The Continuous Monitoring (CM)/Security Analyst Lead will provide oversight to a large and complex portfolio of continuous monitoring processes for a federal client.
The primary functions of the job are to: assess implementation of cyber security policies, procedures and implementations, serve as an Information Security Risk Analyst, analyze security implications of system and programs, and to provide written and oral analysis, reports and briefings for Federal management and senior executive personnel. The incumbent performs risk assessments, Security Tests and Evaluations (ST&Es), contingency plan testing, incident response exercises, and other advanced-level CM activities in accordance with NIST Special Publications 800-30, 800-37, 800-60, 800-53 Rev 4, 800-53A Rev 1, FIPS 199 and related OMB and NIST guidance. This position requires a working knowledge of network technologies such as Microsoft® Windows® and Linux operating systems; Microsoft Active Directory®; database security; service oriented architectures; vulnerability testing; networking protocols and topologies; security architectures; and incident management. The position requires 28-30% domestic travel and an ability to work with clients resident in multiple time zones.
General Description of Duties:
1. Lead and participate in Continuous Monitoring (CM) and Site Assistance Visits (SAV).
2. Review and create documentation and reports such as System Security Plans, Risk Assessments, CM and SAV Reports, etc.

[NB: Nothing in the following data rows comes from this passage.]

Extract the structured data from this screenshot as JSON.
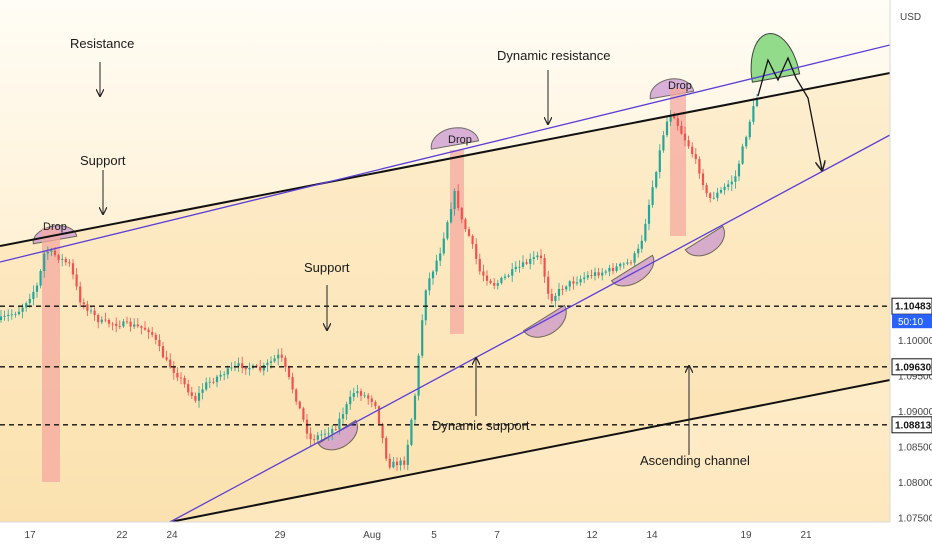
{
  "chart_data": {
    "type": "candlestick",
    "currency": "USD",
    "x_tick_labels": [
      "17",
      "22",
      "24",
      "29",
      "Aug",
      "5",
      "7",
      "12",
      "14",
      "19",
      "21"
    ],
    "y_tick_labels": [
      "1.10000",
      "1.09500",
      "1.09000",
      "1.08500",
      "1.08000",
      "1.07500"
    ],
    "ylim": [
      1.0745,
      1.1125
    ],
    "last_price_label": "1.10483",
    "countdown_label": "50:10",
    "levels": [
      {
        "label": "1.10483",
        "value": 1.10483
      },
      {
        "label": "1.09630",
        "value": 1.0963
      },
      {
        "label": "1.08813",
        "value": 1.08813
      }
    ],
    "annotations": [
      {
        "text": "Resistance"
      },
      {
        "text": "Dynamic resistance"
      },
      {
        "text": "Support"
      },
      {
        "text": "Support"
      },
      {
        "text": "Dynamic support"
      },
      {
        "text": "Ascending channel"
      },
      {
        "text": "Drop"
      },
      {
        "text": "Drop"
      },
      {
        "text": "Drop"
      }
    ],
    "colors": {
      "up": "#26a69a",
      "down": "#ef5350",
      "trend": "#5b3fd6",
      "channel": "#111111",
      "highlight": "#c48bd0",
      "green_zone": "#7ed67a",
      "drop_bar": "#f4a9a0"
    }
  }
}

3. Provide recommendations related to improving control implementations, plans of action and milestones (POA&Ms), etc.
4. Other duties as assigned.
Education: Bachelor’s degree in Computer Science or a related field and a Master’s degree or equivalent experience. Certified Information Systems Security Professional (CISSP) certification and Certified Authorization Professional (CAP) certification are both highly desirable.
Experience: Minimum of ten (10) years IT/technical experience is required, to include eight (8) or more years of progressive information security experience with Federal Government projects. Additional experience with the most recent FISMA regulations, NIST special publications, FIPS publications, and OMB regulations is required.
Skills: The position requires a demonstrated capacity to analyze, review, and occasionally apply technology solutions which meet the security control requirements specified by the Department, FISMA, OMB, and NIST guidance. Superior technical, writing, and presentation skills are required. Requires excellent organizational skills, attention to detail, excellent customer service skills, working knowledge of Microsoft Office, ability to multitask, and excellent written and verbal communication skills.
Unique Requirements: Candidate will be subject to a security investigation and will need to meet eligibility requirements for access to classified information. Must be clearable to Top Secret (TS)/DOE Q. Prefer active DOE Q Security Clearance. Candidate must be available for domestic travel 28-30% of the time.
US Citizenship is a requirement for this position. Candidate may be subject to a security investigation and may need to meet eligibility requirements for access to classified information. Security clearances are a plus.